La Caisse réévalue à la baisse la valeur de son placement dans Ciment McInnis

En date du 31 décembre dernier, l’évaluation de l’investissement de la CDPQ dans Ciment McInnis oscillait entre 50 et 100 millions de dollars
Photo: Catherine Legault Archives Le Devoir En date du 31 décembre dernier, l’évaluation de l’investissement de la CDPQ dans Ciment McInnis oscillait entre 50 et 100 millions de dollars

La cimenterie gaspésienne de Port-Daniel n’a pas seulement fait perdre plusieurs centaines de millions aux contribuables québécois, elle a également contraint la Caisse de dépôt et placement du Québec (CDPQ) à abaisser significativement la valeur de son placement dans ce complexe marqué par d’importants dépassements de coûts.
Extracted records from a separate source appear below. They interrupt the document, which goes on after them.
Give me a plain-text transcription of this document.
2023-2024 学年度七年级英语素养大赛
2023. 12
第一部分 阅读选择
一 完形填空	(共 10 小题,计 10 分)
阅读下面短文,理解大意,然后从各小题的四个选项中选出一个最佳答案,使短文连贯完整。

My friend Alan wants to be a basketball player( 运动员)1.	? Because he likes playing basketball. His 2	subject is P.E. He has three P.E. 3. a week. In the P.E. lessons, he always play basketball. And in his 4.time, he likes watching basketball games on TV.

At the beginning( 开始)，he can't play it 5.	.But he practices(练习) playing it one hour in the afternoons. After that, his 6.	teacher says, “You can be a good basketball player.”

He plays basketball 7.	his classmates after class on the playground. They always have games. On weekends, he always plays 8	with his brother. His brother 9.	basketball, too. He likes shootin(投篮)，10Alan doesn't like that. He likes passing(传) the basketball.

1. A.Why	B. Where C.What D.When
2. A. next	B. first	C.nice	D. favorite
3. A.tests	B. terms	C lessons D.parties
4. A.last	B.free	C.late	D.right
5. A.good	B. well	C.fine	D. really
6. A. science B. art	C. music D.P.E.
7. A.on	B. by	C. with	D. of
En date du 31 décembre dernier, l’évaluation de l’investissement de la CDPQ dans Ciment McInnis oscillait entre 50 et 100 millions de dollars. Il s’agit d’une importante variation comparativement à la fourchette de 300 à 500 millions établie un an plus tôt.

427 millions
C’est la perte, pour l’État québécois, que devrait générer la formation d’une coentreprise entre la Caisse de dépôt et le conglomérat Votorantim Cimentos dans le projet de la cimenterie gaspésienne de Port-Daniel.

« C’est un investissement dans une usine qui avait sa part de défis », a concédé le porte-parole de la Caisse, Maxime Chagnon. Il a toutefois fait valoir que la donne avait changé, en référence à la transaction avec le géant brésilien Votorantim Cimentos annoncée en décembre.

« Aujourd’hui, nous sommes dans une coentreprise avec un acteur stratégique qui contribue avec des actifs profitables, [ce qui amène] un potentiel de création de valeur pour notre investissement », a soutenu M. Chagnon. « Tant et aussi longtemps » que la CDPQ conserve sa participation, « on ne peut conclure à quelque rendement ou perte matérialisée que ce soit », a-t-il ajouté.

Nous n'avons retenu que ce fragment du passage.